Like gold, there is a finite number of bitcoins to be mined. Today, approximately 15.2 million “coins” are in circulation and the upper limit is 21 million. And like gold, the more coins that are mined, the harder it becomes to extract the remainder. The incentive for nodes to create and add blocks of transactions to the chain can also be funded with transaction fees. In the future, after the predetermined number of coins have entered circulation, the incentive will likely transition entirely to transaction fees.

To use conventional banking as an analogy, the chain is like a full history of banking transactions. Transactions are entered chronologically in the chain just like bank transactions. Every node has a copy of every transaction and its chronology since the beginning of time. Blocks, meanwhile, are like individual bank statements containing a finite set of transactions. Unlike a bank however, everyone knows about all transactions.

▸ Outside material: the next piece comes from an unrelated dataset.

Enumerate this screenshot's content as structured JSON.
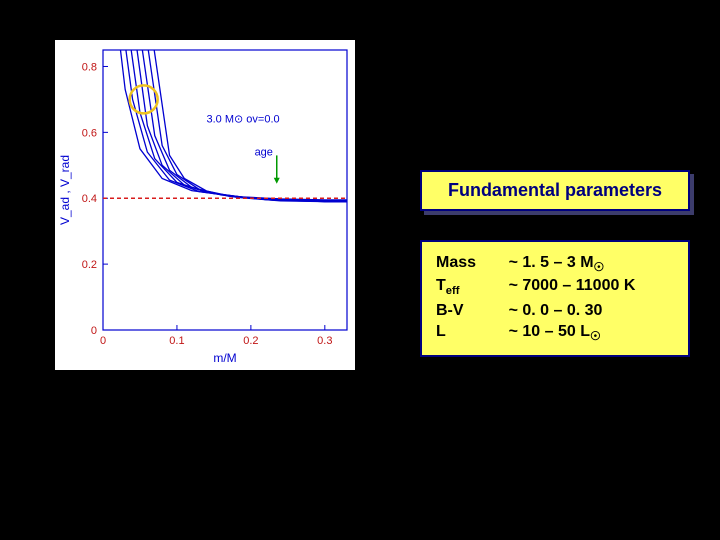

Despite some of the systemic drawbacks I noted earlier, blockchain technology does have some underlying characteristics that are worth exploring:

1. The topology of blockchain is based on a distributed architecture and reflects how computer systems are evolving. The same principles that power blockchain technology are being used in large data platforms that are built on “pessimistic design principles” with assumptions of failure at every component of the architecture. Nodes can leave or rejoin the network since the proof-of-work will verify what has happened in their absence. In theory, blockchain technology could assist in the innovation of technologies that manage digital asset (such as gift card value, stocks) and even commercial contracts and payments.
2. The pure security architecture of blockchain is very intriguing as well. All transactions begin with the broadcast message that specifies sender, receiver and amount. There is a special password that protects (encrypts) each message. This is done via a digital signature that uses mathematical algorithms and is different for every transaction even from the same sender. It is very clever in its design. In addition to the digital signature the cryptographic math used by nodes to confirm transactions is both unique and very interesting. For a new block of transactions to be created and added to the chain, the block must contain the answer to a math problem that is designed to become harder over time (using a cryptographic hash) so it always takes approx. 10 minutes. Any node can collect a set of unconfirmed transactions into a block, solve the math equation and broadcast it to the rest of the network as the next block in the chain. Both these techniques hold promise in the way we think about encryption and transaction confirmations.

In recent months, there has been speculation about how payment networks like Visa may apply the technology in payments processing. It’s simply too early to tell but we are studying blockchain, among several other emerging technologies, in our Visa Research group to determine if and how it can be used to benefit Visa, our clients, consumers and partners.

We have a long way to go before determining the use of blockchain technology in high scale and diverse payment transactions that need to be verified and settled in milliseconds. But we know one thing for sure, it will be a thought provoking and an interesting journey. At Visa we are always open-minded and analytical about any new technology and always eager to learn.

What do you think of blockchain technology and its potential beyond its current uses?